Marcus Mosiah Garvey, undeniably the Caribbean’s most acclaimed cultural icon will be celebrated cinematically when his life story is featured on the big-screen next year.
Long overdue, a historic biopic about the Jamaica-born visionary is coming to theaters in a few months and already the buzz is that audience that revered the Pan-African advocate will likely embrace this feature.
Actor Delroy Lindo was cast to play the lead role.
With little or no controversy surrounding the choice, Lindo may prove a worthy thespian to depict the Black hero due to his background and experience.
Born to Jamaican parents in Lewisham, England, the 63-year-old also grew up in the United Kingdom.
When he became a teenager, his mother, a nurse, migrated to Toronto in Canada.
Subsequently, they moved to the United States and it was probably living in California that nurtured an ambition to act.
Lindo studied acting and graduated from the American Conservatory Theatre in San Francisco. At age 27, after fulfilling his academic priority he landed his first film role in “More American Graffiti” where he portrayed an Army sergeant.
Probably best known for his portrayal of the bipolar numbers boss West Indian Archie in Spike Lee’s “Malcolm X” (1992) Lindo has since endeared audiences with his transformational characterizations in various Hollywood films — “Gone in 60 Seconds,” “Romeo Must Die,” “Get Shorty” and many more.
Garvey is Jamaica’s first national hero.
He was a political leader, publisher, journalist, entrepreneur, orator, staunch proponent of Black Nationalism and Pan Africanism movements.
The nationalist who packed Madison Square Garden to capacity in 1920; mobilized Harlem residents, captivated audiences and influenced investments from supporters in more than 40 countries has been a topical individual worthy of exploring onscreen.

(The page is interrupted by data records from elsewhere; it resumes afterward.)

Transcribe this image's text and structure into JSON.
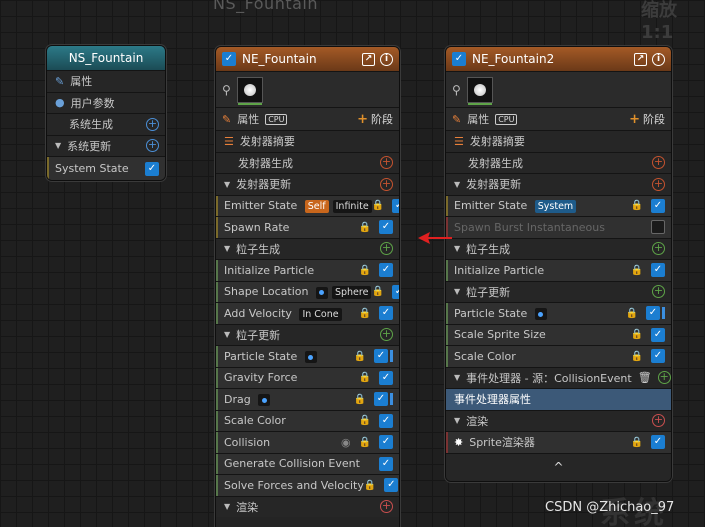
{
  "graph": {
    "title": "NS_Fountain",
    "zoom": "缩放1:1"
  },
  "watermark": {
    "text": "CSDN @Zhichao_97",
    "ghost": "系统"
  },
  "system_node": {
    "title": "NS_Fountain",
    "rows": {
      "properties": "属性",
      "user_params": "用户参数",
      "sys_spawn": "系统生成",
      "sys_update": "系统更新",
      "system_state": "System State"
    }
  },
  "emitter1": {
    "title": "NE_Fountain",
    "properties": "属性",
    "cpu": "CPU",
    "stage": "阶段",
    "summary": "发射器摘要",
    "emitter_spawn": "发射器生成",
    "emitter_update": "发射器更新",
    "emitter_state": {
      "label": "Emitter State",
      "tag1": "Self",
      "tag2": "Infinite"
    },
    "spawn_rate": "Spawn Rate",
    "particle_spawn": "粒子生成",
    "init_particle": "Initialize Particle",
    "shape_location": {
      "label": "Shape Location",
      "tag": "Sphere"
    },
    "add_velocity": {
      "label": "Add Velocity",
      "tag": "In Cone"
    },
    "particle_update": "粒子更新",
    "particle_state": "Particle State",
    "gravity_force": "Gravity Force",
    "drag": "Drag",
    "scale_color": "Scale Color",
    "collision": "Collision",
    "gen_collision_event": "Generate Collision Event",
    "solve_forces": "Solve Forces and Velocity",
    "render": "渲染"
  },
  "emitter2": {
    "title": "NE_Fountain2",
    "properties": "属性",
    "cpu": "CPU",
    "stage": "阶段",
    "summary": "发射器摘要",
    "emitter_spawn": "发射器生成",
    "emitter_update": "发射器更新",
    "emitter_state": {
      "label": "Emitter State",
      "tag": "System"
    },
    "spawn_burst": "Spawn Burst Instantaneous",
    "particle_spawn": "粒子生成",
    "init_particle": "Initialize Particle",
    "particle_update": "粒子更新",
    "particle_state": "Particle State",
    "scale_sprite_size": "Scale Sprite Size",
    "scale_color": "Scale Color",
    "event_handler": "事件处理器 - 源：CollisionEvent",
    "event_handler_props": "事件处理器属性",
    "render": "渲染",
    "sprite_renderer": "Sprite渲染器",
    "collapse": "^"
  }
}
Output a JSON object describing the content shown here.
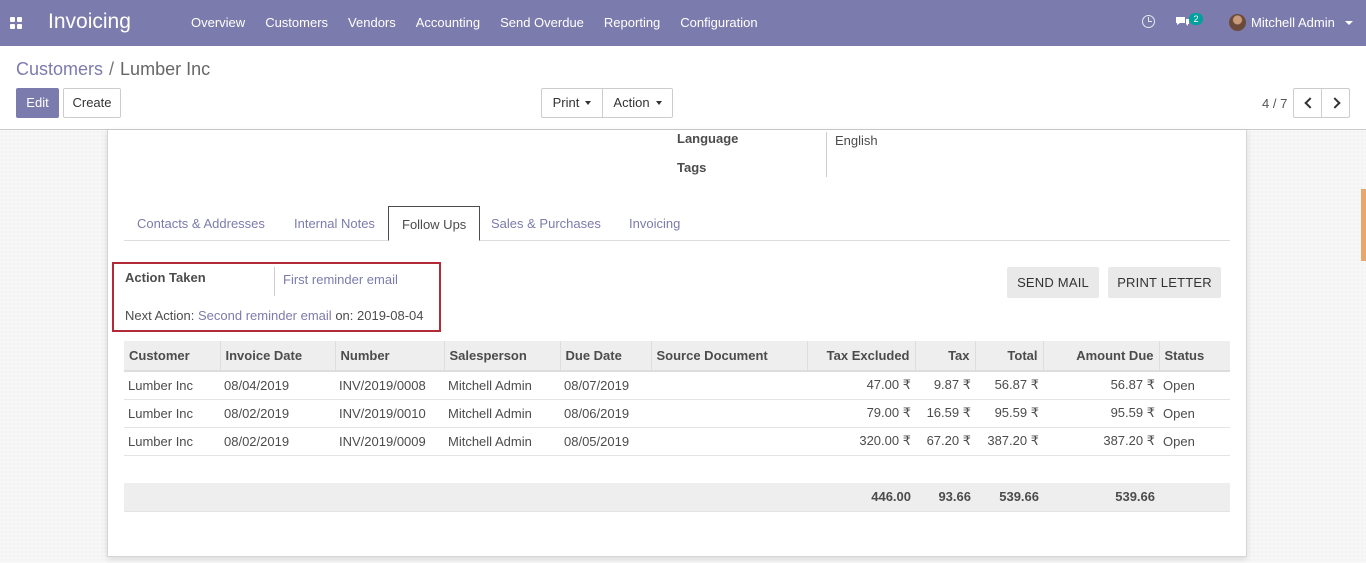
{
  "navbar": {
    "app_title": "Invoicing",
    "menu": [
      "Overview",
      "Customers",
      "Vendors",
      "Accounting",
      "Send Overdue",
      "Reporting",
      "Configuration"
    ],
    "messages_badge": "2",
    "user": "Mitchell Admin"
  },
  "breadcrumb": {
    "parent": "Customers",
    "separator": "/",
    "current": "Lumber Inc"
  },
  "buttons": {
    "edit": "Edit",
    "create": "Create",
    "print": "Print",
    "action": "Action"
  },
  "pager": {
    "value": "4 / 7"
  },
  "form": {
    "language_label": "Language",
    "language_value": "English",
    "tags_label": "Tags"
  },
  "tabs": [
    "Contacts & Addresses",
    "Internal Notes",
    "Follow Ups",
    "Sales & Purchases",
    "Invoicing"
  ],
  "active_tab": "Follow Ups",
  "followup": {
    "action_taken_label": "Action Taken",
    "action_taken_value": "First reminder email",
    "next_action_prefix": "Next Action:",
    "next_action_value": "Second reminder email",
    "next_action_on": "on:",
    "next_action_date": "2019-08-04",
    "send_mail": "SEND MAIL",
    "print_letter": "PRINT LETTER"
  },
  "table": {
    "columns": [
      "Customer",
      "Invoice Date",
      "Number",
      "Salesperson",
      "Due Date",
      "Source Document",
      "Tax Excluded",
      "Tax",
      "Total",
      "Amount Due",
      "Status"
    ],
    "rows": [
      {
        "customer": "Lumber Inc",
        "invoice_date": "08/04/2019",
        "number": "INV/2019/0008",
        "salesperson": "Mitchell Admin",
        "due_date": "08/07/2019",
        "source": "",
        "tax_excluded": "47.00 ₹",
        "tax": "9.87 ₹",
        "total": "56.87 ₹",
        "amount_due": "56.87 ₹",
        "status": "Open"
      },
      {
        "customer": "Lumber Inc",
        "invoice_date": "08/02/2019",
        "number": "INV/2019/0010",
        "salesperson": "Mitchell Admin",
        "due_date": "08/06/2019",
        "source": "",
        "tax_excluded": "79.00 ₹",
        "tax": "16.59 ₹",
        "total": "95.59 ₹",
        "amount_due": "95.59 ₹",
        "status": "Open"
      },
      {
        "customer": "Lumber Inc",
        "invoice_date": "08/02/2019",
        "number": "INV/2019/0009",
        "salesperson": "Mitchell Admin",
        "due_date": "08/05/2019",
        "source": "",
        "tax_excluded": "320.00 ₹",
        "tax": "67.20 ₹",
        "total": "387.20 ₹",
        "amount_due": "387.20 ₹",
        "status": "Open"
      }
    ],
    "totals": {
      "tax_excluded": "446.00",
      "tax": "93.66",
      "total": "539.66",
      "amount_due": "539.66"
    }
  },
  "colors": {
    "brand": "#7c7bad",
    "highlight_border": "#b22a35",
    "badge": "#00a09d"
  }
}
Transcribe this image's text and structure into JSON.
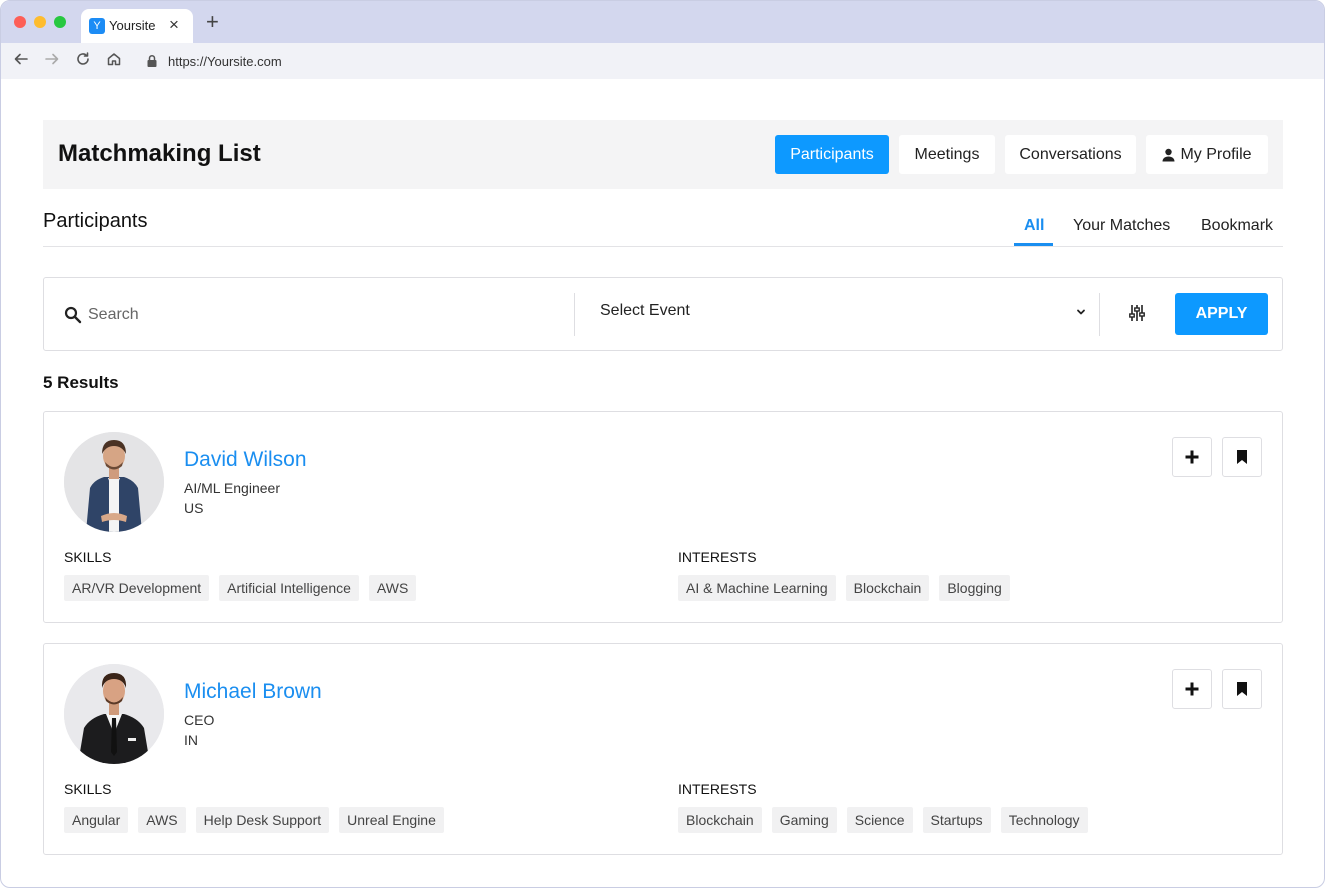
{
  "browser": {
    "tab_title": "Yoursite",
    "favicon_letter": "Y",
    "url": "https://Yoursite.com",
    "icons": [
      "back-arrow-icon",
      "forward-arrow-icon",
      "reload-icon",
      "home-icon",
      "lock-icon",
      "close-icon",
      "plus-icon"
    ]
  },
  "header": {
    "title": "Matchmaking List",
    "buttons": [
      {
        "label": "Participants",
        "active": true
      },
      {
        "label": "Meetings",
        "active": false
      },
      {
        "label": "Conversations",
        "active": false
      },
      {
        "label": "My Profile",
        "active": false,
        "icon": "user-icon"
      }
    ]
  },
  "section": {
    "title": "Participants",
    "tabs": [
      {
        "label": "All",
        "active": true
      },
      {
        "label": "Your Matches",
        "active": false
      },
      {
        "label": "Bookmark",
        "active": false
      }
    ]
  },
  "filters": {
    "search_placeholder": "Search",
    "search_value": "",
    "event_select": "Select Event",
    "apply_label": "APPLY"
  },
  "results_label": "5 Results",
  "participants": [
    {
      "name": "David Wilson",
      "role": "AI/ML Engineer",
      "country": "US",
      "skills_label": "SKILLS",
      "interests_label": "INTERESTS",
      "skills": [
        "AR/VR Development",
        "Artificial Intelligence",
        "AWS"
      ],
      "interests": [
        "AI & Machine Learning",
        "Blockchain",
        "Blogging"
      ]
    },
    {
      "name": "Michael Brown",
      "role": "CEO",
      "country": "IN",
      "skills_label": "SKILLS",
      "interests_label": "INTERESTS",
      "skills": [
        "Angular",
        "AWS",
        "Help Desk Support",
        "Unreal Engine"
      ],
      "interests": [
        "Blockchain",
        "Gaming",
        "Science",
        "Startups",
        "Technology"
      ]
    }
  ],
  "colors": {
    "accent": "#0d99ff",
    "link": "#1a8ef0",
    "titlebar": "#d3d7ee",
    "chip_bg": "#f1f1f2"
  }
}
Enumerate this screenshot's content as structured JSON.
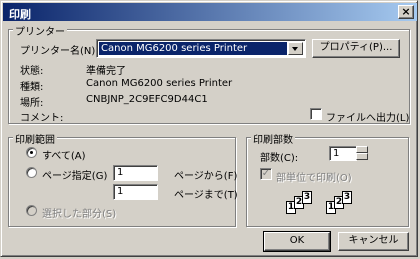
{
  "window": {
    "title": "印刷",
    "close_label": "×"
  },
  "printer": {
    "group_label": "プリンター",
    "name_label": "プリンター名(N):",
    "selected_printer": "Canon MG6200 series Printer",
    "properties_button": "プロパティ(P)...",
    "status_label": "状態:",
    "status_value": "準備完了",
    "type_label": "種類:",
    "type_value": "Canon MG6200 series Printer",
    "location_label": "場所:",
    "location_value": "CNBJNP_2C9EFC9D44C1",
    "comment_label": "コメント:",
    "print_to_file_label": "ファイルへ出力(L)",
    "print_to_file_checked": false
  },
  "print_range": {
    "group_label": "印刷範囲",
    "all_label": "すべて(A)",
    "pages_label": "ページ指定(G)",
    "from_value": "1",
    "from_suffix": "ページから(F)",
    "to_value": "1",
    "to_suffix": "ページまで(T)",
    "selection_label": "選択した部分(S)",
    "selected_option": "all"
  },
  "copies": {
    "group_label": "印刷部数",
    "count_label": "部数(C):",
    "count_value": "1",
    "collate_label": "部単位で印刷(O)",
    "collate_checked": true,
    "collate_icon": "collate-pages-icon",
    "page_numbers": [
      "1",
      "2",
      "3"
    ]
  },
  "buttons": {
    "ok": "OK",
    "cancel": "キャンセル"
  }
}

Thousands backed his proposal of a Black Star Shipping Line before the US investigated and prosecuted him on charges of tax fraud.
Garvey allegedly inspired the red, black and green banner that became the Black liberation colors and flag.
He inspired the Rastafarian movement saying “Look to the east for a king,” a message that resonated with hundreds (and since then thousands) to hail Ras Tafari Makonnen AKA Emperor Haile Selassie I of Ethiopia.
He was a proponent of independence and Black economics and a solid believer in a “One God, One Aim, One Destiny”philosophy of uniting Blacks throughout the globe.
Marcus Mosiah Garvey was born Aug. 17, 1887 in St. Ann’s, Jamaica.
He died in England, 1940 and listed among the greatest Africans of the 19th and 20th Centuries.
While history books documented Garvey’s path from a humble Jamaican to iconic global status, writer Jodi Sallinder will offer a new dimension to the Black liberation advocate whose organizational ability and charismatic personality, outspokenness and visionary perspective conquered one of the most established Black organizations known as the Universal Negro Improvement Association (UNIA).
“What many find astonishing beyond measure is his forward thinking as well as mobilization abilities that have shown the way to so many engaged in struggle to uplift African people worldwide,” a spokesperson for the film said.
Other cast members announced include: Kevin Navayne and Loretta Davis.
The producer is Peter Petrich and the film will be directed by Steven Anderson.